Action on Sugar calls for 20% sugar tax on all confectionary
Action on Sugar is calling for a 20% sugar tax on all confectionary and a ban on confectionary price promotions.
The calls have come after a recent survey found that one chocolate sharing bag contained 29 teaspoons of sugar, which is four times an adults recommended daily intake of sugar and adds up to around 1,000 calories.
Many sharing packs claim they contain more than one portion, however some of these contain almost an entire days recommended daily sugar intake for seven to 10-year-olds in every portion.

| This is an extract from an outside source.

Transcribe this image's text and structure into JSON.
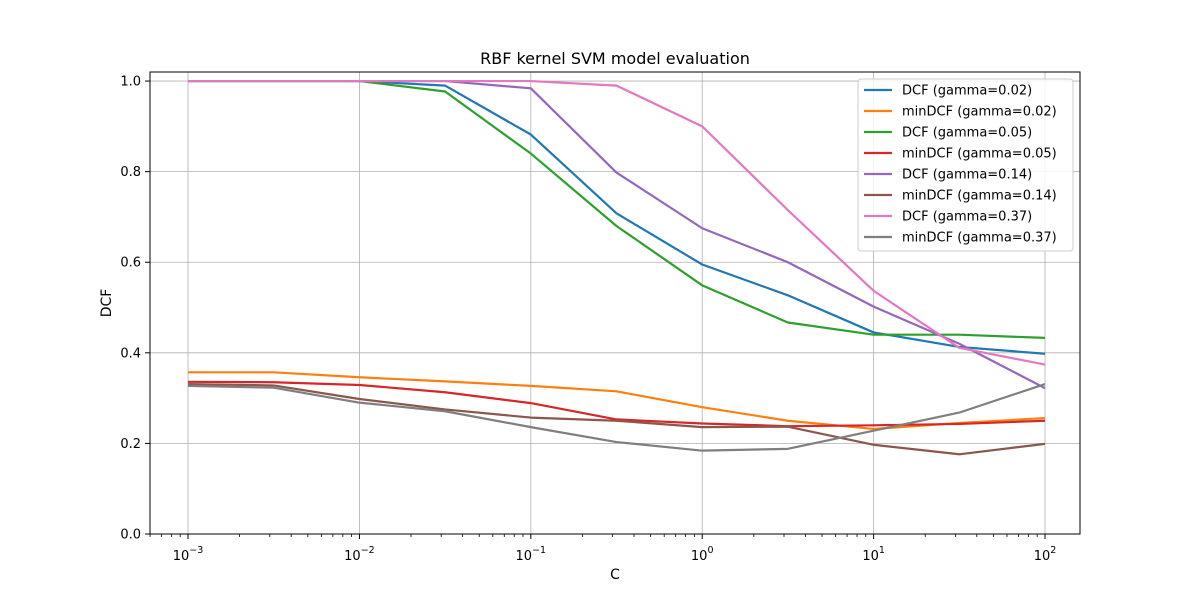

‘Companies and supermarkets are constantly finding ways to push more sugary products – which are contributing to the high rates of obesity, type two diabetes and tooth decay in the UK,’ registered nutritionist, Kawther Hashem, researcher at Action on Sugar, says.
‘These types of price promotions (ie discounts) encourage us to eat far too much sugar and calories and should be banned.

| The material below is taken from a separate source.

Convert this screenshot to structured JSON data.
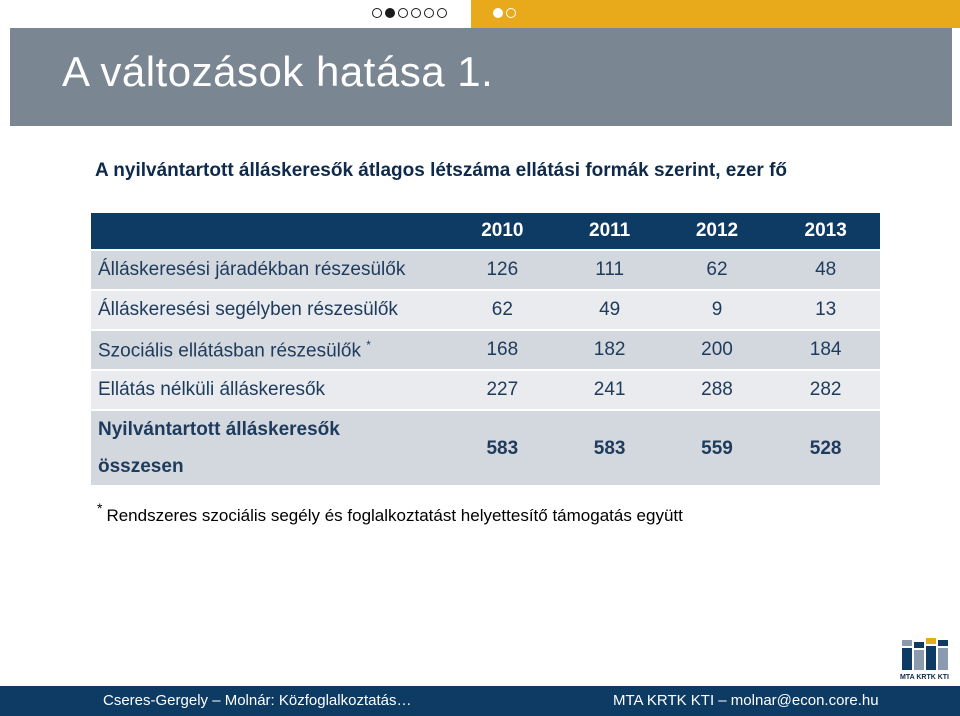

‘It is time retailers are pressed to act responsibly and no longer profit at the expense of our health.’
Bargain-price confectionary ban
Many of the major supermarkets were running price promotions on some share bags during the survey, making them better value than smaller sizes.
According to www.gov.uk, confectionary consumption is the second highest contributor to sugar intake amongst children, after soft drinks.
Action on Sugar is calling on the Government to revise its Childhood Obesity strategy and include a ban on all confectionary price promotions to help curb children’s sugar intake.
‘The Government published its half-hearted obesity plan in 2016 along with confirmation that this was “the start of the conversation” – we now need to see proof that the health of our children is the top priority,’ Jenny Rosborough, campaign manager and registered nutritionist at Action on Sugar, says.
‘An improved childhood obesity plan must clamp down on promotional and marketing tactics that encourages nothing more than excess sugar and calorie consumption, and we hope they take our suggestions on board.’